Clients who have accumulated retirement savings may be concerned about higher income tax rates in the future when they begin taking distributions from their taxable retirement accounts. At the same time, planning for funding unpredictable long-term care expenses can appear daunting with the average annual cost of nursing home care now reaching $75,000. What to plan for can be confusing when there are so many unknown and unpredictable factors.
Future of Tax Rates
To deal with the uncertainty of future tax rates, new IRA conversion rules should be considered. According to the new rules provided for under the Tax Increase Prevention and Reconciliation Act (TIPRA 2005), a taxable IRA can be converted to a non-taxable ROTH IRA beginning in 2010.
The price? The IRA owner needs to include the entire IRA proceeds in taxable income in the year of conversion. However, for conversions done in 2010, the IRS will allow an IRA owner to spread the payment of taxes due over 2011 and 2012–but only if the conversion is done in 2010.
Long Term Care Needs
Long-term care costs, like taxes, can deplete retirement savings. A single insurance solution that covers both life insurance and long term care may thus help to mitigate the negative financial effects of long term care on personal savings–an issue that statistically will affect 70% of people over the age of 65.
Planning Priorities
Many folks may recognize the importance of life insurance to protect assets for the benefit of family members after death. But what may be overlooked is the need to protect one's independence and retirement savings during one's lifetime, in sickness and in health, and during the lifetime of the healthy spouse. If there is no savings to tax, then fretting over uncertain income tax rates may be moot.
What To Do?
The single insurance solution is a combination whole life insurance policy that provides a guaranteed death benefit and LTC benefits funded thru a single premium. This is, of course, a more agreeable topic to discuss with clients than the opportunity to advance a lump sum tax payment to the IRS though a ROTH conversion. So, you may want to start a planning discussion with this topic at the top of the list.

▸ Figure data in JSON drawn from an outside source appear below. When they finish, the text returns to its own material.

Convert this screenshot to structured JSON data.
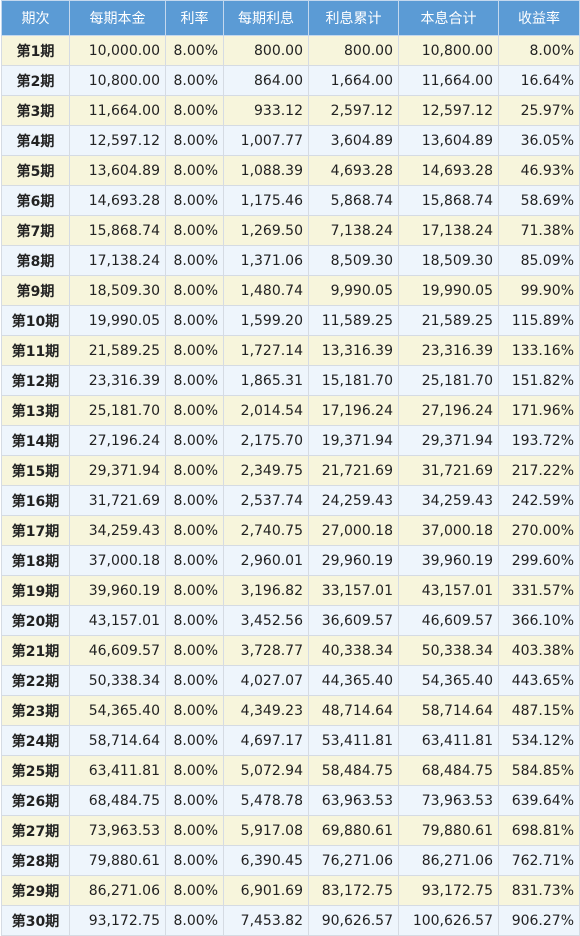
{
  "headers": [
    "期次",
    "每期本金",
    "利率",
    "每期利息",
    "利息累计",
    "本息合计",
    "收益率"
  ],
  "rows": [
    [
      "第1期",
      "10,000.00",
      "8.00%",
      "800.00",
      "800.00",
      "10,800.00",
      "8.00%"
    ],
    [
      "第2期",
      "10,800.00",
      "8.00%",
      "864.00",
      "1,664.00",
      "11,664.00",
      "16.64%"
    ],
    [
      "第3期",
      "11,664.00",
      "8.00%",
      "933.12",
      "2,597.12",
      "12,597.12",
      "25.97%"
    ],
    [
      "第4期",
      "12,597.12",
      "8.00%",
      "1,007.77",
      "3,604.89",
      "13,604.89",
      "36.05%"
    ],
    [
      "第5期",
      "13,604.89",
      "8.00%",
      "1,088.39",
      "4,693.28",
      "14,693.28",
      "46.93%"
    ],
    [
      "第6期",
      "14,693.28",
      "8.00%",
      "1,175.46",
      "5,868.74",
      "15,868.74",
      "58.69%"
    ],
    [
      "第7期",
      "15,868.74",
      "8.00%",
      "1,269.50",
      "7,138.24",
      "17,138.24",
      "71.38%"
    ],
    [
      "第8期",
      "17,138.24",
      "8.00%",
      "1,371.06",
      "8,509.30",
      "18,509.30",
      "85.09%"
    ],
    [
      "第9期",
      "18,509.30",
      "8.00%",
      "1,480.74",
      "9,990.05",
      "19,990.05",
      "99.90%"
    ],
    [
      "第10期",
      "19,990.05",
      "8.00%",
      "1,599.20",
      "11,589.25",
      "21,589.25",
      "115.89%"
    ],
    [
      "第11期",
      "21,589.25",
      "8.00%",
      "1,727.14",
      "13,316.39",
      "23,316.39",
      "133.16%"
    ],
    [
      "第12期",
      "23,316.39",
      "8.00%",
      "1,865.31",
      "15,181.70",
      "25,181.70",
      "151.82%"
    ],
    [
      "第13期",
      "25,181.70",
      "8.00%",
      "2,014.54",
      "17,196.24",
      "27,196.24",
      "171.96%"
    ],
    [
      "第14期",
      "27,196.24",
      "8.00%",
      "2,175.70",
      "19,371.94",
      "29,371.94",
      "193.72%"
    ],
    [
      "第15期",
      "29,371.94",
      "8.00%",
      "2,349.75",
      "21,721.69",
      "31,721.69",
      "217.22%"
    ],
    [
      "第16期",
      "31,721.69",
      "8.00%",
      "2,537.74",
      "24,259.43",
      "34,259.43",
      "242.59%"
    ],
    [
      "第17期",
      "34,259.43",
      "8.00%",
      "2,740.75",
      "27,000.18",
      "37,000.18",
      "270.00%"
    ],
    [
      "第18期",
      "37,000.18",
      "8.00%",
      "2,960.01",
      "29,960.19",
      "39,960.19",
      "299.60%"
    ],
    [
      "第19期",
      "39,960.19",
      "8.00%",
      "3,196.82",
      "33,157.01",
      "43,157.01",
      "331.57%"
    ],
    [
      "第20期",
      "43,157.01",
      "8.00%",
      "3,452.56",
      "36,609.57",
      "46,609.57",
      "366.10%"
    ],
    [
      "第21期",
      "46,609.57",
      "8.00%",
      "3,728.77",
      "40,338.34",
      "50,338.34",
      "403.38%"
    ],
    [
      "第22期",
      "50,338.34",
      "8.00%",
      "4,027.07",
      "44,365.40",
      "54,365.40",
      "443.65%"
    ],
    [
      "第23期",
      "54,365.40",
      "8.00%",
      "4,349.23",
      "48,714.64",
      "58,714.64",
      "487.15%"
    ],
    [
      "第24期",
      "58,714.64",
      "8.00%",
      "4,697.17",
      "53,411.81",
      "63,411.81",
      "534.12%"
    ],
    [
      "第25期",
      "63,411.81",
      "8.00%",
      "5,072.94",
      "58,484.75",
      "68,484.75",
      "584.85%"
    ],
    [
      "第26期",
      "68,484.75",
      "8.00%",
      "5,478.78",
      "63,963.53",
      "73,963.53",
      "639.64%"
    ],
    [
      "第27期",
      "73,963.53",
      "8.00%",
      "5,917.08",
      "69,880.61",
      "79,880.61",
      "698.81%"
    ],
    [
      "第28期",
      "79,880.61",
      "8.00%",
      "6,390.45",
      "76,271.06",
      "86,271.06",
      "762.71%"
    ],
    [
      "第29期",
      "86,271.06",
      "8.00%",
      "6,901.69",
      "83,172.75",
      "93,172.75",
      "831.73%"
    ],
    [
      "第30期",
      "93,172.75",
      "8.00%",
      "7,453.82",
      "90,626.57",
      "100,626.57",
      "906.27%"
    ]
  ],
  "colors": {
    "header_bg": "#5b9bd5",
    "header_text": "#ffffff",
    "row_odd_bg": "#f7f5dc",
    "row_even_bg": "#eef5fc",
    "border": "#d5dbe3"
  }
}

Certainly, the combination policy can go a long way to hedge against LTC expenses depleting savings that could benefit the non-ill spouse as well. If the LTC benefit is not used, the life insurance remaining will pay out in full to heirs. To boot, guaranteed cash values are strong on some policies, underpinned by a guaranteed return of a single contribution to the policy within the first few years; and the long-term possibility of cash values being substantially higher than the investment in the contract.